History of the British Isles Parts 6 & 7

Part 6

6) OK. I Lied!

Tuesday, 7 May 2019, 15:25

I’m finished with the Brutus’s’s’s (Bruti?) for the mo’

But he will come back later. Along with Julius Caesar, Mark Anthony and Cleopatra.

The next part of the True History of the British Isles will have Nothing to do with Britain, per se.

And….

It still won’t make sense.

Hey. Whatever. It’s all a  far-faring journey  ;o)

Part 7

LANGUAGE,  RESEARCH,  THE HIDDEN HISTORY PROJECT

7) Consonantal Alphabets

Wednesday, 8 May 2019, 3:51

“Consonantal writing systems, as the name implies, represent the consonantal value of a syllable while ignoring the vocalic element. Such a system, therefore, would represent the syllables papepipopu with a single character.

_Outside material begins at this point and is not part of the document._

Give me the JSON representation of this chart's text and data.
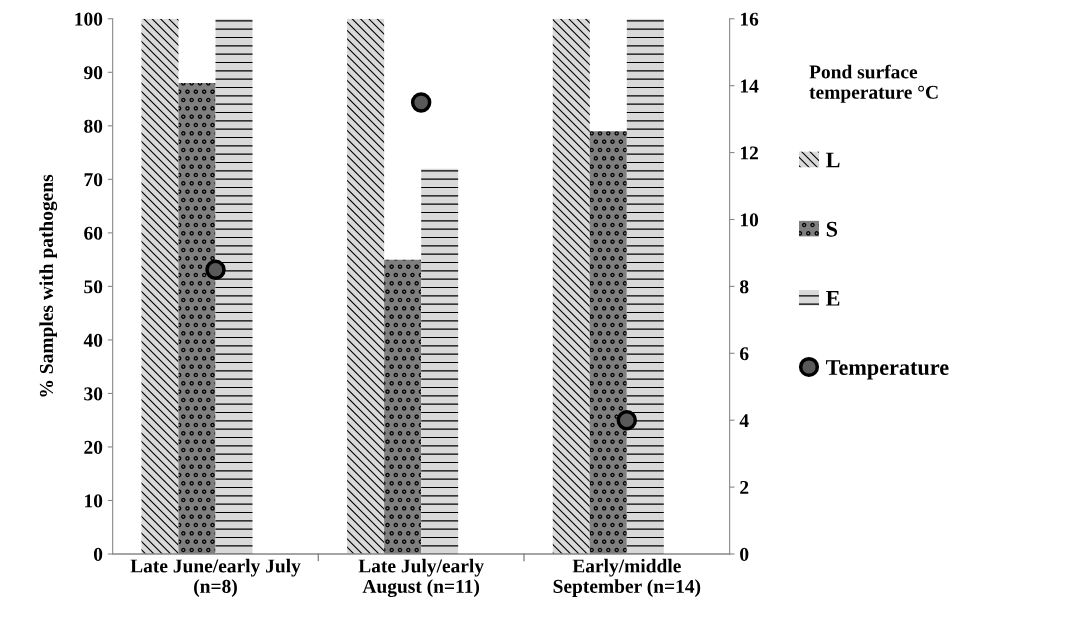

Such scripts have graphs for consonant sounds but not for vowel sounds, with the result that a certain amount of guesswork is involved in determining which syllable is being represented. This ambiguity, however, should not be overemphasized. When a consonantal system is used to represent a language like English, in which vowels differentiate root morphemes (in English, pat, pet, pit, pot, put are all different morphemes), discarding the vowel results in a highly ambiguous written expression that can be understood only by a reader who already has a good idea of the content of the written message. But in Semitic languages, such as Hebrew and Arabic, the absence of characters representing vowels is much less serious, because in these languages vowel differences generally do not distinguish morphemes. Vowel differences mark inflections, such as tense and aspect, that, while of some importance to the representation of meaning, are both more readily recovered from context and less likely to change the overall meaning. The failure to notice the intimate relation between the morphophonemic structure of the language and the type of orthography has led some scholars to underestimate the efficiency of consonantal writing systems and, perhaps, to overestimate the centrality of the invention of the alphabet to the evolution of Western culture.”

And here we have a big clue to those huge problems with historical truth.

When translating the original, ancient consonantal scripts, many mistakes were made. It was like playing ‘pick a vowel’ and see what looks best.

We will probably never know if this was intentional or not but, the resulting confusion of words has certainly helped to muddy the historical streams.